Convocation Center swings, misses the beat

Late during spring semester last year, I wrote an article where I addressed the need for the University to book respected and appropriate musical acts to perform at the school’s new convocation center. Certainly, the venue’s success in drawing Coldplay and Ludacris has been encouraging, but progress came to a screaming halt last month when it was announced that the arena’s next concert would feature none other than America’s favorite boy band, Good Charlotte. Good Charlotte? What are we, 13?
I was hoping this wouldn’t happen. The school’s got it all wrong. You see, we don’t like crap. I was hoping they would at least throw a bone to a school with a top-tier music program and a radio station dedicated to indy music. But instead, they chose Good Charlotte. What, did the All-American Rejects already have plans?

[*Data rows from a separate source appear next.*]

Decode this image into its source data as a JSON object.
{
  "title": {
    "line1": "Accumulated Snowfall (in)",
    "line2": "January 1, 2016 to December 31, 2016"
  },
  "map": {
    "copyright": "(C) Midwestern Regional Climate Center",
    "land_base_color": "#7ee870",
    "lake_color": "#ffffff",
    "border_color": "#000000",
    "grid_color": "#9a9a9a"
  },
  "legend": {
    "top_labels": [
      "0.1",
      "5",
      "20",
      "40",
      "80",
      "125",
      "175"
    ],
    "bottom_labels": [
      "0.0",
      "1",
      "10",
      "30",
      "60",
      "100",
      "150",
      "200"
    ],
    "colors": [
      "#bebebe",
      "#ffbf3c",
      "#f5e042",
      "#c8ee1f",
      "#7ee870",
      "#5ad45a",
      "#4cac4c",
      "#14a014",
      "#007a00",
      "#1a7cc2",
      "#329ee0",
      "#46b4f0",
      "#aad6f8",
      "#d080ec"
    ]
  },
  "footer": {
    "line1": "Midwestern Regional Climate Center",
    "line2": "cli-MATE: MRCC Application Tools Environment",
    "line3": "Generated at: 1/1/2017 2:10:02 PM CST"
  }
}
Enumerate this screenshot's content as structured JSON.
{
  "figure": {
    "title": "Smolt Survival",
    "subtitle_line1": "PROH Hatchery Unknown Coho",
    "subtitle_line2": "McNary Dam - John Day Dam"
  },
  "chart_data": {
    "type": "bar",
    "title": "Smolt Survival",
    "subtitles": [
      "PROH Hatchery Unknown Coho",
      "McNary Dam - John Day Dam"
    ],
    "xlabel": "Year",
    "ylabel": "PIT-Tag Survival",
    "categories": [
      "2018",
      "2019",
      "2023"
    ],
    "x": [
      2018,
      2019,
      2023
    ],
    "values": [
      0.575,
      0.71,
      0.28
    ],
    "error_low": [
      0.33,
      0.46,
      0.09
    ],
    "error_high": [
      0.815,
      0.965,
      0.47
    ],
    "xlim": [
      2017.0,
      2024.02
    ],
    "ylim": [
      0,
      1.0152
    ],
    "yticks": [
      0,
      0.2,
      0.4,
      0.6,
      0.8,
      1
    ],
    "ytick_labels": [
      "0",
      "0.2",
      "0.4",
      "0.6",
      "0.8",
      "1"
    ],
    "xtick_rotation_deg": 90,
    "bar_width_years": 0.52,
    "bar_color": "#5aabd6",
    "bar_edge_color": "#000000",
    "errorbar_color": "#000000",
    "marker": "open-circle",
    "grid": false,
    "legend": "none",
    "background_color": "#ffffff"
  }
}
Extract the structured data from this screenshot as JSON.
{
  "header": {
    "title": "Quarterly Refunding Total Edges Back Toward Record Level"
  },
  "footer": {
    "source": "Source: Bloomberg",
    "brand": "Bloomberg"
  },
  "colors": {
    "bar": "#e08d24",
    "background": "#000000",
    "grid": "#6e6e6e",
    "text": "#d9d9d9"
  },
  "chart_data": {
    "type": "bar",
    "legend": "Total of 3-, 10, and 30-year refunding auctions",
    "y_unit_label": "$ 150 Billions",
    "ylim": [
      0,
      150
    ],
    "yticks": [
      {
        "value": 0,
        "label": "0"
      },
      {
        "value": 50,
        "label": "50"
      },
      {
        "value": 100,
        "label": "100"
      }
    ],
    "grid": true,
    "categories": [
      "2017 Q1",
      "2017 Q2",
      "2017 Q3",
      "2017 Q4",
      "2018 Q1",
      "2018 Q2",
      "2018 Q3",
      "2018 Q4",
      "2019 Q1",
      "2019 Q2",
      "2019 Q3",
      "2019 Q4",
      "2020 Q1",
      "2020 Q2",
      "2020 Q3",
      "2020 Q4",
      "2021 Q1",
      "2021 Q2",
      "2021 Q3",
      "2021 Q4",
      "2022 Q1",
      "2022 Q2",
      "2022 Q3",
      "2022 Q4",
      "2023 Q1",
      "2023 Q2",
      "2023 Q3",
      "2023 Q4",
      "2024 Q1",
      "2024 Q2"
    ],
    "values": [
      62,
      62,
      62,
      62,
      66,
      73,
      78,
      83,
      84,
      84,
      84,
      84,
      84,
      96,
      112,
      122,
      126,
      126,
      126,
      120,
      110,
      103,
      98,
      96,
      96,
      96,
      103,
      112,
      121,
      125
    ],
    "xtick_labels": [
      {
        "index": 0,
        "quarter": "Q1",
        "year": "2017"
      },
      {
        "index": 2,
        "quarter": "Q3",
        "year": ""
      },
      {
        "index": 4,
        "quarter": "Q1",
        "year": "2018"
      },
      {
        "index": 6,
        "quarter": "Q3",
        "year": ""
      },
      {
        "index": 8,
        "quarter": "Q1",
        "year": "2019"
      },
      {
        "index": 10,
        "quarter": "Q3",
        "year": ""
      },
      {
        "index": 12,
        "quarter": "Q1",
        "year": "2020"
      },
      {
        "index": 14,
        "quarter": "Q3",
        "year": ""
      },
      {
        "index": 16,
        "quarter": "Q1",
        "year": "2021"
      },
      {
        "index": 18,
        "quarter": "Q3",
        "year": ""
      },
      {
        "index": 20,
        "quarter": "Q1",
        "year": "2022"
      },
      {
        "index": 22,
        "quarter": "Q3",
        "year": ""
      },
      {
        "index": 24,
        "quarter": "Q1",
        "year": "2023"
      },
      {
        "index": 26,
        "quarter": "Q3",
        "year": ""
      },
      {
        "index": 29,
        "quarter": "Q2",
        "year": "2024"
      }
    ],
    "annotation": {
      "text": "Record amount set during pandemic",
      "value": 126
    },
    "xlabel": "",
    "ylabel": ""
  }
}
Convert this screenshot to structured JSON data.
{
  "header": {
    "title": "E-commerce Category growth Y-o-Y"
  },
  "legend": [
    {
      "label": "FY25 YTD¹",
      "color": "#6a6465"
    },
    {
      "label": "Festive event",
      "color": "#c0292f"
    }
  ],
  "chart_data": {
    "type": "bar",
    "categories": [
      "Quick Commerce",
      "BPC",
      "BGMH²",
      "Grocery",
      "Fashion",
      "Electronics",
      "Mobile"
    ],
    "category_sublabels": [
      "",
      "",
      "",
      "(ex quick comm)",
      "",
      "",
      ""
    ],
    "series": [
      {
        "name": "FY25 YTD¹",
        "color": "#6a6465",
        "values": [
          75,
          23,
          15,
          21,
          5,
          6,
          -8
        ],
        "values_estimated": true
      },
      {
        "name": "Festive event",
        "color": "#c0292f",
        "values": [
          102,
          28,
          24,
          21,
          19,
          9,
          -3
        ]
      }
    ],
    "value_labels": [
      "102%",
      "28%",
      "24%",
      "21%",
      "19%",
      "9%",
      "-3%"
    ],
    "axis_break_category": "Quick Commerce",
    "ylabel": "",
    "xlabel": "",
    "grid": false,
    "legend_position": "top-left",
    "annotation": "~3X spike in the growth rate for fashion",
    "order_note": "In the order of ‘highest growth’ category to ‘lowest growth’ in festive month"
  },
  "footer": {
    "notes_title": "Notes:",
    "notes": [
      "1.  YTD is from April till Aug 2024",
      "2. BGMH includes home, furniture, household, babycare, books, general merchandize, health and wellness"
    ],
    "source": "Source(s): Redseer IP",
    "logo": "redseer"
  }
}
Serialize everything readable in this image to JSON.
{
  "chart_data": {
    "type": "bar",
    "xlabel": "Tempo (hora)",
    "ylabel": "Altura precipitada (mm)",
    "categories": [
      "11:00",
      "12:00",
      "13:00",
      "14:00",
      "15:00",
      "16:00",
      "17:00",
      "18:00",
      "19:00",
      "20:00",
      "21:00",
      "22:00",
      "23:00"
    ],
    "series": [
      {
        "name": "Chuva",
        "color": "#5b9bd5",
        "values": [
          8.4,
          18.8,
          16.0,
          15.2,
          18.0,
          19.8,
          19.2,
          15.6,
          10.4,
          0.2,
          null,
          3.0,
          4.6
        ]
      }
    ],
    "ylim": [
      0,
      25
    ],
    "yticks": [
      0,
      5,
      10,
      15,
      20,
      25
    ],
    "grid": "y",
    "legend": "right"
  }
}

The Convocation Center events committee needs to make a serious effort to gauge what the students really want. I’ll give you a hint: it isn’t Neil Goldberg’s cirque, which performed at the Convocation Center on October 18th (The Miami Herald called it “a combination of fantasy circus and Broadway dream,” which basically means it sucked), and it certainly, most definitely, without question is not Good Charlotte.
I know it wasn’t a financial problem, either. Good Charlotte probably cost a pretty penny to perform on campus, and the events committee obviously chose consciously to have them perform. I can think of dozens of acts, including a number of homeless street performers, who would have been better concerts than Good Charlotte.
So why not just ask the kids? I know we wouldn’t arrive at a consensus on an act to perform, but we would certainly overwhelmingly vote ‘Or what’ to the question “Does Good Charlotte rock, or what?”
I’m sick of hearing my best friends at UF and FSU raving about how Incubus and Dave and Outkast came to perform on their campus. I’m sick of them asking who’s played on UM campus recently.
But more than anything, I’m sick of the processed pop crap that is being scheduled at a pristine, $50 million facility. The University of Miami needs to open its eyes and schedule talent that reflects student interest. The time is now for the Convocation Center to find out what the students really want.